The second is a bug. In June 2026 we found our live book was firing two trades on a single bar when it should hold one position at a time. We fixed it. The fix cost about $110,000 of backtested profit, because honoring one position at a time means turning down trades the buggy version took. We could have quietly kept the bigger number. We changed the number instead. A backtest you are willing to make worse for the sake of accuracy is a backtest you can trust a little more.

What to do with this

To check your own strategy, do not trust the equity curve and do not trust a single test. Run the four together. Hold the t-stat to 3.0, not 2.0. Deflate your Sharpe by the number of versions you actually tried, and be honest about that count. Carve off the most recent stretch of history, never let the strategy see it, and check that the edge survives. And if you ran a parameter sweep, run PBO to see how often your best settings would have flopped out-of-sample.

Then judge each piece at the level it lives at. A strategy can fail the solo test and still earn its seat in a portfolio, the way our crash hedge does, but only if you can show what job it does that the others cannot. If you cannot name that job, the weak strategy is probably just weak, and the honest move is to simplify it or set it aside. See how the six fit together in our six NQ strategies, or read the stop-width study for another case where the obvious backtest answer was the overfit one.

How we measured this

Instrument: CME Nasdaq-100 E-mini (NQ), $100,000 initial capital, no compounding, one to three contracts scaled by volatility. Data: TradingView list-of-trades exports from our live six-strategy book, June 2011 through June 2026, 5,424 combined trades. The per-strategy gauntlet runs on each strategy's standalone export; the t-stats, Deflated Sharpe figures, walk-forward profit factors, and out-of-sample buckets are produced by our own scripts and reproduce on any TradingView export of the same form.
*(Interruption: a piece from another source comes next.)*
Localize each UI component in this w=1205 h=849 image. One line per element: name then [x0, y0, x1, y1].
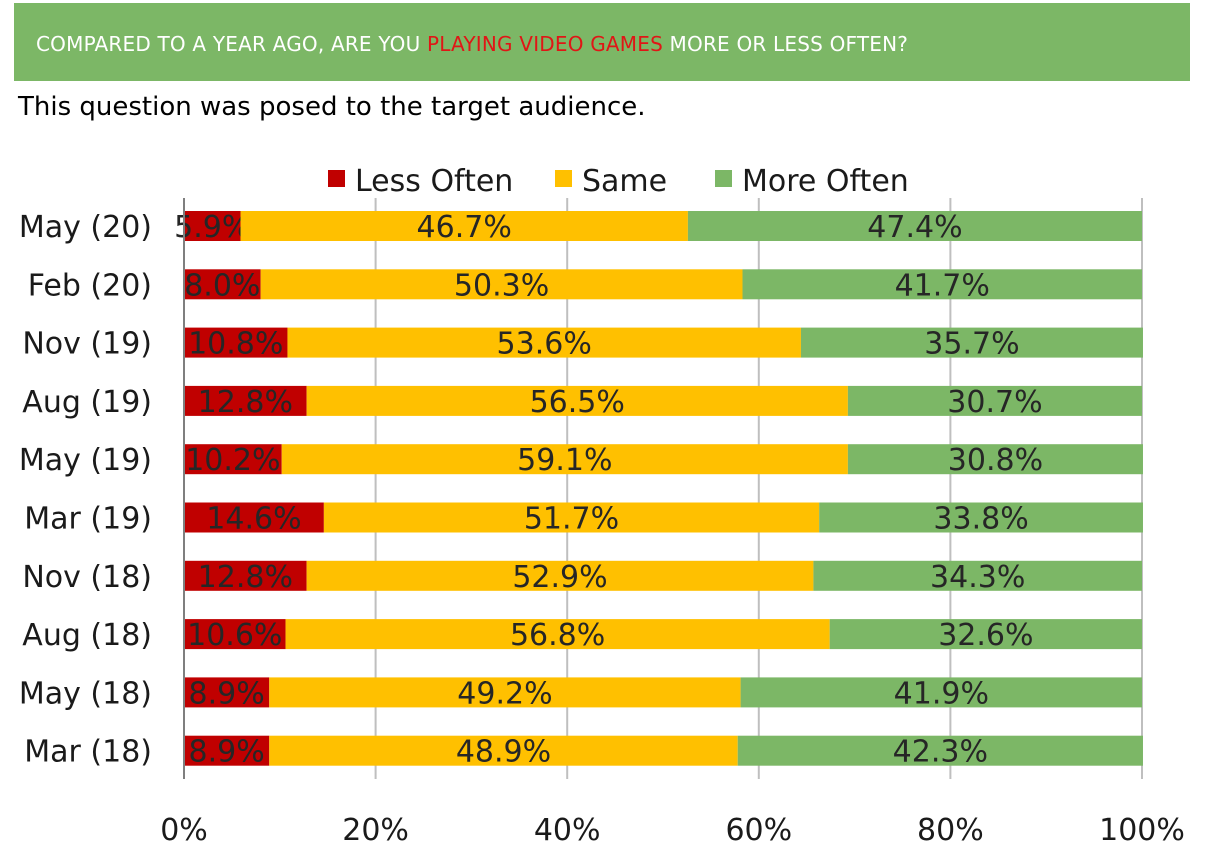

The tests have honest limits. The Deflated Sharpe and PBO both depend on an assumed number of configurations tested; we report the t-stat (which does not) as the primary verdict and show the Deflated Sharpe at two trial counts so the sensitivity is visible. The out-of-sample window (January 2026 onward) is short by design; a five-month window is suggestive, not proof, and we will extend it as time passes. Strategy backtests before about 2011 are small-sample and we do not lean on them. These are hypothetical backtest results, not live fills. The underlying exports are our proprietary trade history, so we cannot publish the raw files, but the methods reproduce on any export, and our book-level numbers reconcile to the full tear sheet and the strategy page. Plans are on the pricing page.

We trade this book live and sell access to the signals, so judge the data accordingly. This article is educational and is not investment advice. Futures trading involves substantial risk of loss and is not suitable for every investor.

Hypothetical performance disclaimer (CFTC Rule 4.41): hypothetical or simulated performance results have certain limitations. Unlike an actual performance record, simulated results do not represent actual trading. Also, since the trades have not been executed, the results may have under- or over-compensated for the impact, if any, of certain market factors, such as lack of liquidity. Simulated trading programs in general are also subject to the fact that they are designed with the benefit of hindsight. No representation is being made that any account will or is likely to achieve profit or losses similar to those shown. Past performance does not indicate future results.